News Breaking
Live
wb_sunny

Breaking News

Ini Penyebab Sulitnya Cari Gula di Ritel Modern

Ini Penyebab Sulitnya Cari Gula di Ritel Modern

Foto: Chuk Shatu Widarsha


Jakarta - Harga gula rata-rata nasional menurut Pusat Informasi Harga Pangan Strategis (PIHPS) masih tembus Rp 18.050/kg, sementara Harga Eceran Tertinggi (HET) di tingkat konsumen hanyalah Rp 12.500/kg.

Untuk memperoleh gula yang sesuai HET, masyarakat membelinya harus di ritel modern yang menerapkan HET dalam menjual gulanya, sedangkan gula yang beredar di pasar tradisional harganya jauh di atas HET.

Sayangnya, stok gula di ritel modern masih langka. Beberapa warga di Jakarta, Bekasi, dan Tangerang mengeluhkan sulitnya mencari gula di ritel-ritel modern, baik minimarket maupun supermarket.
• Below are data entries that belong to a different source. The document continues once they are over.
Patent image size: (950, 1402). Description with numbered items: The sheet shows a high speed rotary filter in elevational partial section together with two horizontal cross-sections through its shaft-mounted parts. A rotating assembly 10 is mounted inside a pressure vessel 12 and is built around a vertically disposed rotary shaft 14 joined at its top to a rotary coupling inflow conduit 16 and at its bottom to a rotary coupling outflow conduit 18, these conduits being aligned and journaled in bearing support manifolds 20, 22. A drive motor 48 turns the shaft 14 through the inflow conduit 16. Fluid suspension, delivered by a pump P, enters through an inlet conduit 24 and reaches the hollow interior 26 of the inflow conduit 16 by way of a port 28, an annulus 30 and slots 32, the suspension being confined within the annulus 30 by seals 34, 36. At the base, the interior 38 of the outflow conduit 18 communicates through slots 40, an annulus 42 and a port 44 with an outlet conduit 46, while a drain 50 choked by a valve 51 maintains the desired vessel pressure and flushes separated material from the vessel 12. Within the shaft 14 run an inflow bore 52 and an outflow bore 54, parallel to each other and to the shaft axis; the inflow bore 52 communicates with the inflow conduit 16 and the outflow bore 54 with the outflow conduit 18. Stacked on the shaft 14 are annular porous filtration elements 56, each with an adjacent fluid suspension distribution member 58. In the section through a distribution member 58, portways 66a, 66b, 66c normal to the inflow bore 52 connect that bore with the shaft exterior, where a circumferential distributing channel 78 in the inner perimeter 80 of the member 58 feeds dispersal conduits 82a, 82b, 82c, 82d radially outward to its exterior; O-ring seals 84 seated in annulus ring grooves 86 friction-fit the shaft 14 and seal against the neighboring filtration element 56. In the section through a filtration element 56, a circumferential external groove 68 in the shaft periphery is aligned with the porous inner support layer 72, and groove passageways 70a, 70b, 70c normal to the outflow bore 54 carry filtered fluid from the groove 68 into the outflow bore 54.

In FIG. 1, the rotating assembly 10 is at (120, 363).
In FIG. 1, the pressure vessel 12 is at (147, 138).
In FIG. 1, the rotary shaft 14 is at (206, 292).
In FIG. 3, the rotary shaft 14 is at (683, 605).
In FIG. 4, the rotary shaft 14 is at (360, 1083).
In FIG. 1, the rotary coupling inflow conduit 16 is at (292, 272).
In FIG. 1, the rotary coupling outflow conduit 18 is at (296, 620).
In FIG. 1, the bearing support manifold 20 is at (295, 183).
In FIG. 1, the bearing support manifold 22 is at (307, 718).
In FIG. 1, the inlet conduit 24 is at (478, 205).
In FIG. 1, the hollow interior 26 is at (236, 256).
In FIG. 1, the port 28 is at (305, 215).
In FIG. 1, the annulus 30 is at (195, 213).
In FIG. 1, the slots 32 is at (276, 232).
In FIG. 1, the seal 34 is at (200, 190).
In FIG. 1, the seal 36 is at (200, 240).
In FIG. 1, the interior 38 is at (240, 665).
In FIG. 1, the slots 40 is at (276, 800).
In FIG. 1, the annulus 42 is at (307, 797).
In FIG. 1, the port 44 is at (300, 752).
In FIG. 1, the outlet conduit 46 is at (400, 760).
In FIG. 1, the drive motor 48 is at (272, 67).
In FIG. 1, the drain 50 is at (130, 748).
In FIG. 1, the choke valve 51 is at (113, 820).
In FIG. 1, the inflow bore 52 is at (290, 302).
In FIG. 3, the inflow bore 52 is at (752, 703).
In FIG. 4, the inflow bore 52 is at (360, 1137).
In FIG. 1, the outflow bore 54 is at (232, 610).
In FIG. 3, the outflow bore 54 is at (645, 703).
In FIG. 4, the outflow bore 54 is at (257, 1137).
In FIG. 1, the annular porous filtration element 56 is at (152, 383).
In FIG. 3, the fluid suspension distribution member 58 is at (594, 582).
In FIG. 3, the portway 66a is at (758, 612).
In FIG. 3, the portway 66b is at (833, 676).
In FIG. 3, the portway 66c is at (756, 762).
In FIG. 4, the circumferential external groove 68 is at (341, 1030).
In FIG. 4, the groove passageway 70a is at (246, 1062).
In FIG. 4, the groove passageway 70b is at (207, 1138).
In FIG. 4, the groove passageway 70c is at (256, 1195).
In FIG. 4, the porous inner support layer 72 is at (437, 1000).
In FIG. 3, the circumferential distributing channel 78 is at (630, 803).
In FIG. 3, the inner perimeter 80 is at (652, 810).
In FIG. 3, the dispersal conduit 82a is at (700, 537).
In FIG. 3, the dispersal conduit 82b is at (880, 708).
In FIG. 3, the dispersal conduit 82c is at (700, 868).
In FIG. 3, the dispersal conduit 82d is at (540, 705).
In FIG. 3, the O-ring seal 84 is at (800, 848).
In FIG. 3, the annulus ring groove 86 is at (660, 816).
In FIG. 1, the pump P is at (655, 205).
Padahal, pada Selasa (28/4) lalu Menteri Perdagangan (Mendag) Agus Suparmanto memastikan proses distribusi gula sedang dalam realisasi, khususnya distribusi gula impor. Perlu diketahui, Kemendag telah mengeluarkan kebijakan impor atas 988.000 ton gula. Begitu juga dengan pengalihan 250.000 ton gula rafinasi menjadi gula konsumsi, sehingga kebutuhan gula terpenuhi dan harga akan kembali ke HET.

Menurut Dewan Penasihat Himpunan Peritel dan Penyewa Pusat Perbelanjaan Indonesia (Hippindo) Tutum Rahanta, hingga saat ini memang pasokan gula ke ritel-ritel modern di Indonesia belum mencukupi kebutuhan masyarakat. Hal ini mengakibatkan stok gula sulit ditemukan di ritel-ritel modern.

"Sampai sekarang jumlah yang dibutuhkan untuk kebutuhan kami jual tidak memadai. Jumlah yang dikirim ke kami belum mencukupi, belum ideal antara supply and demand," kata Tutum kepada detikcom, Senin (4/5/2020).

Ia mengungkapkan, pengiriman gula ke ritel-ritel modern memang sudah berjalan, namun begitu gula disediakan, masyarakat memborongnya.

"Karena kami jual di bawah harga pasar. Jadi kalau kami jual Rp 12.500/kg ya tetap diborong orang mau berapa pun," imbuh Tutum.

Untuk mencegah kelangkaan gula yang menyebabkan harga melonjak ini terus terjadi, menurut Tutum pemerintah harus memperhatikan betul mekanisme pasar, yakni supply and demand.

"Jangan melawan mekanisme pasar yang ada. Mekanisme yang sudah kita sepakati adalahh supply and demand, selama tidak bisa memenuhi itu, barang apa pun terdistorsi harganya," jelas dia.
Selain itu, menurut Tutum jika harga gula yang terjadi saat ini mengalami kenaikan, sementara peritel harus menjual tak melebihi HET, maka pemerintah harus menanggung selisih harga yang diperoleh ketika membeli gula dari produsen.

"Jika Anda ingin menentukan harga melawan pasar, kalau mengikuti pasar kan harga ditentukan konsumen, buka kita selagi yang memproduksi dan menjual itu lebih dari 1 orang. Mekanisme HET itu boleh tidak dibuat? Boleh saja. Asal selisih harga pasar ditanggung oleh pemerintah, ditentukan oleh siapa, ya siapa yang menanggung? Bukan pengusaha, karena pengusaha tetap mekanisme pasar terjadi," pungkasnya.